Once again, George Meade takes issue with the press, this time over an account of the fighting known today as the Battle of Hatcher’s Run. He would have been well advised, I think, to have avoided reading newspapers altogether.
The Willie to whom Meade refers is his wife’s brother. He will not survive the war.
I assume the sculptor Meade mentions is Franklin Simmons. Born in Maine, Simmons sculpted the equestrian statue of Gen. John A. Logan that stands in the circle in Washington, D.C., that bears the general’s name. He was also commissioned to do a portrait of Abraham Lincoln, and met with the president about it on the day before Lincoln’s assassination. His bronze medallion of Meade (as well as those of other generals) is in the Union League in Philadelphia. There’s more about Simmons here.
I see the Tribune, with its usual malice, charges the recent movement as a failure, and puts the blame on me. I told Grant, before the movement was made, it would be misunderstood and called a failure. But he promised to telegraph to Washington what we intended to do, thinking by this to avoid this misapprehension. His telegram, if he sent one, was never published, nor has any of his or my telegrams to him about the affair been made public. Now, the facts of the case are that I accomplished a great deal more than was designed, and though the Fifth Corps at one time was forced back, yet we repulsed the enemy the day before, had been driving him all that day, and the next day drove him into his works, and on the whole the success was with us. It is rather hard under these circumstances to be abused; but I suppose I must make up my mind to be abused by this set, never mind what happens,
Willie’s regiment was in the thickest of the fight and suffered severely, but I believe behaved very well.
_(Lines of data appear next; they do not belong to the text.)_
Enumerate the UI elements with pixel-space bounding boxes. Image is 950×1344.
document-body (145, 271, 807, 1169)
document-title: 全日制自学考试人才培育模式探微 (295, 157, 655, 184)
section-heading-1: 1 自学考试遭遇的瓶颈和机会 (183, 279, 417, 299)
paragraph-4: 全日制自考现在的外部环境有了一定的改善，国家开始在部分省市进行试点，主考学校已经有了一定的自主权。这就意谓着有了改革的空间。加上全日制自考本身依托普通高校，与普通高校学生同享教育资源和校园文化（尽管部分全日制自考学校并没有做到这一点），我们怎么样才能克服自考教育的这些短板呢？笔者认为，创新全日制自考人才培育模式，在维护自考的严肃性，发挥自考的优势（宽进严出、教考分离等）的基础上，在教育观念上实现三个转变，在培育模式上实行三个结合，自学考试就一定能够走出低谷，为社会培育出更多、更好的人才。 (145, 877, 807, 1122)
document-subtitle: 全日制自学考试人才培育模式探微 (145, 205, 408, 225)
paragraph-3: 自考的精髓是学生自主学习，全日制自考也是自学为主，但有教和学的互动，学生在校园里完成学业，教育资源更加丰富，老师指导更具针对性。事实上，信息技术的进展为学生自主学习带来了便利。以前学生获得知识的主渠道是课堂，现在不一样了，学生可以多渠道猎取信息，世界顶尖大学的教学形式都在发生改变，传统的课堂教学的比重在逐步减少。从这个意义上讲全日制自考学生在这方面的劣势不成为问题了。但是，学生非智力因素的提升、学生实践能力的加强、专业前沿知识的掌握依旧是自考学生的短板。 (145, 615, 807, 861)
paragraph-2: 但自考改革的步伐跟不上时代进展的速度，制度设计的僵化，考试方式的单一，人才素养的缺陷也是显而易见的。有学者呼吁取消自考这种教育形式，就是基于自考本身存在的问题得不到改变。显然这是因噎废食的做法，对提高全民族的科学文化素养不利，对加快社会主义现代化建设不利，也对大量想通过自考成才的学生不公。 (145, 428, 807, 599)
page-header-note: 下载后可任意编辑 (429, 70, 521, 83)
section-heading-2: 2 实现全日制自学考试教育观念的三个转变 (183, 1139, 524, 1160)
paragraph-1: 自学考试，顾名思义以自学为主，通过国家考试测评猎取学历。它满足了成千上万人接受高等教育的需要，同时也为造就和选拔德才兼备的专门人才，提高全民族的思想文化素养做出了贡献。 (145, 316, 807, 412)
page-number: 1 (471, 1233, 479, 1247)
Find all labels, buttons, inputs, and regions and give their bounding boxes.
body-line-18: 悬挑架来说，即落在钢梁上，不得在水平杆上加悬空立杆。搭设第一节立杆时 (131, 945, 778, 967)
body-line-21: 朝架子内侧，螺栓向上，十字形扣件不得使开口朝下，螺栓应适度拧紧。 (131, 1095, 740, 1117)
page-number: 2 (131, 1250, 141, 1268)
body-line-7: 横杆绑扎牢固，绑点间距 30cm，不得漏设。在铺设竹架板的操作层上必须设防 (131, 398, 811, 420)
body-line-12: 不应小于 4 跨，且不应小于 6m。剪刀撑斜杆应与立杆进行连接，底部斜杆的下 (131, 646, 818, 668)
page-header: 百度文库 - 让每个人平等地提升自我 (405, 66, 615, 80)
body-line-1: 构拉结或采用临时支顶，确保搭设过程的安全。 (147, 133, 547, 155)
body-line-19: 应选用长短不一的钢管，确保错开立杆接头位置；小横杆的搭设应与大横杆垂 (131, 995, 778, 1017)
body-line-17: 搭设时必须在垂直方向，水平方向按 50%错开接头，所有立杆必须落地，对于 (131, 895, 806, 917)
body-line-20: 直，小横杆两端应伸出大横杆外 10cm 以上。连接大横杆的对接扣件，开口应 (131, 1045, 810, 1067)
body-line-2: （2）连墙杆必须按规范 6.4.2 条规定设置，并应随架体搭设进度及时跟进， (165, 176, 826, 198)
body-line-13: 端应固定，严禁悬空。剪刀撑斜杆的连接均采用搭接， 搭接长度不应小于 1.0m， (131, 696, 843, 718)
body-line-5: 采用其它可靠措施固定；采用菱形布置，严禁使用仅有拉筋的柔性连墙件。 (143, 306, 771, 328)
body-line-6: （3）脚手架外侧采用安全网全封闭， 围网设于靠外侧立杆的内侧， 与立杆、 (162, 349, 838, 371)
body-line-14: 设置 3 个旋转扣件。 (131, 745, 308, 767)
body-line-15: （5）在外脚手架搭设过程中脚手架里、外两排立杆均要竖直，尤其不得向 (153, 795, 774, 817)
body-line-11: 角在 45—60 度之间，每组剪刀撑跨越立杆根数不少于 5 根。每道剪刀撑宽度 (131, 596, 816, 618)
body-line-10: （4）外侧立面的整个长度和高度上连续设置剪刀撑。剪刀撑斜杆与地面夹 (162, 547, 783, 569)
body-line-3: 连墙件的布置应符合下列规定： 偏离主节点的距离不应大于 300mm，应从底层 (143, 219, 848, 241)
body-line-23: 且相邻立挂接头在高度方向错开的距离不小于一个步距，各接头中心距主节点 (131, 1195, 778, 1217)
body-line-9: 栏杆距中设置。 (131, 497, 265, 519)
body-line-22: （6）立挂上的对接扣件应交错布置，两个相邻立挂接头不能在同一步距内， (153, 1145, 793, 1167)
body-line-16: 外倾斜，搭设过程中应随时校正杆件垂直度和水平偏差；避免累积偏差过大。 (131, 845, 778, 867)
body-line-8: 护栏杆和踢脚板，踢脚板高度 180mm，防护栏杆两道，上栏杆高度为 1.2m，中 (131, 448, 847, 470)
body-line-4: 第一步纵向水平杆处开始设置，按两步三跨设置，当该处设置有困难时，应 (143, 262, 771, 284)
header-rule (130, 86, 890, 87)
There is now here an artist in bronze, of the name of Simmons, who is sculpturing a life-size head of me, of which he intends casting a medallion in bronze. His work is pronounced excellent, and he promises to present you a copy, so you will have your Meade art gallery increased. Grant is still away.
Meade’s correspondence taken from The Life and Letters of George Gordon Meade, Major-General United States Army, Vol. 2, (New York: Charles Scribner’s Sons, 1913), pp. 262-3. Available via Google Books.